Are you greeted by a foul odor every time you turn on your car's air conditioning? It could be that you simply have dirt or grime in your system. Or the bad smell could be a symptom of a more serious problem. Fortunately, the smell of the air can be a major clue to help you identify where the odor is coming from. Once you've identified the source of the issue, you can take steps to resolve it. Here are four common sources of air conditioning odor:
Mold and bacteria. It's not unusual for mold and bacteria to grow under your car's hood. This is especially true in the air conditioning unit because there's so much moisture running through the system. If your car sits unused for a long period of time, moisture could sit in the air conditioner and cause mold growth. Then when you start the car and turn on the air conditioning, a moldy or mildew smell comes out. A simple solution is to periodically run your car's fan without the air conditioner on. That will help moisture evaporate. If the smell persists, you could have a mechanic clean out your AC.
Fuel leak. If your air conditioner smells like gasoline, that should be a pretty big clue that you have a serious problem. You have a fuel leak somewhere in your vehicle. Gas is getting into the air around your car. The air conditioner is then pulling that air into the unit, cooling it, and pushing it into your car. In this case, there's nothing wrong with your AC, but there is a serious issue with your fuel line. You should get it checked out immediately.
Antifreeze leak. If your air conditioning smells sweet, it's likely from an antifreeze leak in your radiator or elsewhere in the car. The radiator and the AC are sometimes placed close to one another, so it's not out of the question that antifreeze could get into the air conditioning unit.
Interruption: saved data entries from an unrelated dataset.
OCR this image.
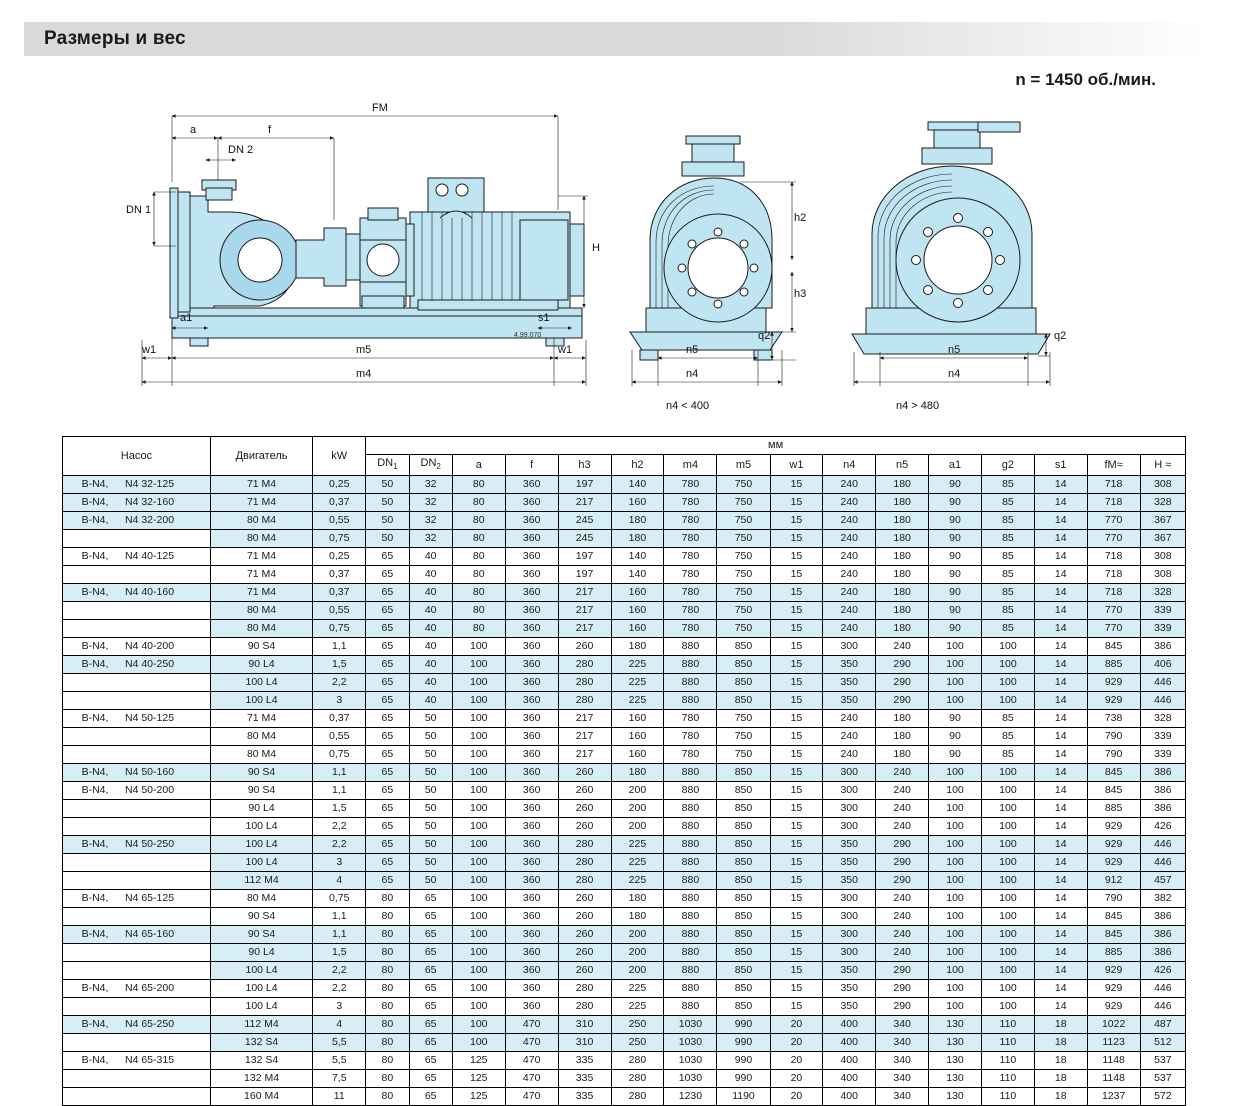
Размеры и вес
n = 1450 об./мин.
FM
a	f
DN 2
DN 1
H
a1	s1
w1	m5	w1
m4
4.99.070
h2
h3
q2
n5
n4
q2
n5
n4
n4 < 400	n4 > 480
Насос	Двигатель	kW	мм															
			$DN_1$	$DN_2$	a	f	h3	h2	m4	m5	w1	n4	n5	a1	g2	s1	fM≈	H ≈

B-N4, N4 32-125	71 M4	0,25	50	32	80	360	197	140	780	750	15	240	180	90	85	14	718	308

B-N4, N4 32-160	71 M4	0,37	50	32	80	360	217	160	780	750	15	240	180	90	85	14	718	328

B-N4, N4 32-200	80 M4	0,55	50	32	80	360	245	180	780	750	15	240	180	90	85	14	770	367
	80 M4	0,75	50	32	80	360	245	180	780	750	15	240	180	90	85	14	770	367

B-N4, N4 40-125	71 M4	0,25	65	40	80	360	197	140	780	750	15	240	180	90	85	14	718	308
	71 M4	0,37	65	40	80	360	197	140	780	750	15	240	180	90	85	14	718	308

B-N4, N4 40-160	71 M4	0,37	65	40	80	360	217	160	780	750	15	240	180	90	85	14	718	328
	80 M4	0,55	65	40	80	360	217	160	780	750	15	240	180	90	85	14	770	339
	80 M4	0,75	65	40	80	360	217	160	780	750	15	240	180	90	85	14	770	339

B-N4, N4 40-200	90 S4	1,1	65	40	100	360	260	180	880	850	15	300	240	100	100	14	845	386

B-N4, N4 40-250	90 L4	1,5	65	40	100	360	280	225	880	850	15	350	290	100	100	14	885	406
	100 L4	2,2	65	40	100	360	280	225	880	850	15	350	290	100	100	14	929	446
	100 L4	3	65	40	100	360	280	225	880	850	15	350	290	100	100	14	929	446

B-N4, N4 50-125	71 M4	0,37	65	50	100	360	217	160	780	750	15	240	180	90	85	14	738	328
	80 M4	0,55	65	50	100	360	217	160	780	750	15	240	180	90	85	14	790	339
	80 M4	0,75	65	50	100	360	217	160	780	750	15	240	180	90	85	14	790	339

B-N4, N4 50-160	90 S4	1,1	65	50	100	360	260	180	880	850	15	300	240	100	100	14	845	386

B-N4, N4 50-200	90 S4	1,1	65	50	100	360	260	200	880	850	15	300	240	100	100	14	845	386
	90 L4	1,5	65	50	100	360	260	200	880	850	15	300	240	100	100	14	885	386
	100 L4	2,2	65	50	100	360	260	200	880	850	15	300	240	100	100	14	929	426

B-N4, N4 50-250	100 L4	2,2	65	50	100	360	280	225	880	850	15	350	290	100	100	14	929	446
	100 L4	3	65	50	100	360	280	225	880	850	15	350	290	100	100	14	929	446
	112 M4	4	65	50	100	360	280	225	880	850	15	350	290	100	100	14	912	457

B-N4, N4 65-125	80 M4	0,75	80	65	100	360	260	180	880	850	15	300	240	100	100	14	790	382
	90 S4	1,1	80	65	100	360	260	180	880	850	15	300	240	100	100	14	845	386

B-N4, N4 65-160	90 S4	1,1	80	65	100	360	260	200	880	850	15	300	240	100	100	14	845	386
	90 L4	1,5	80	65	100	360	260	200	880	850	15	300	240	100	100	14	885	386
	100 L4	2,2	80	65	100	360	260	200	880	850	15	350	290	100	100	14	929	426

B-N4, N4 65-200	100 L4	2,2	80	65	100	360	280	225	880	850	15	350	290	100	100	14	929	446
	100 L4	3	80	65	100	360	280	225	880	850	15	350	290	100	100	14	929	446

B-N4, N4 65-250	112 M4	4	80	65	100	470	310	250	1030	990	20	400	340	130	110	18	1022	487
	132 S4	5,5	80	65	100	470	310	250	1030	990	20	400	340	130	110	18	1123	512

B-N4, N4 65-315	132 S4	5,5	80	65	125	470	335	280	1030	990	20	400	340	130	110	18	1148	537
	132 M4	7,5	80	65	125	470	335	280	1030	990	20	400	340	130	110	18	1148	537
	160 M4	11	80	65	125	470	335	280	1230	1190	20	400	340	130	110	18	1237	572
Again, this has nothing to do with your air conditioner, but it is a big problem. If your radiator leaks too much antifreeze or coolant, then the car could overheat. Get it checked out immediately.
Dirty air filter. This is a common issue and among the easiest to fix. Just like the air conditioner in your home, your car's AC has a filter to remove dirt and pollutants from the air. When it gets dirty, pollutants are allowed to pass into your car. Sometimes, those pollutants can cause odor. The simple fix is to replace your air filter. If you don't know how to do that, you can have it done at nearly any automotive service location.
If none of these issues apply to your problem, you may want to have your car checked out by an auto AC repair specialist. He or she can find the cause of the problem and get it fixed.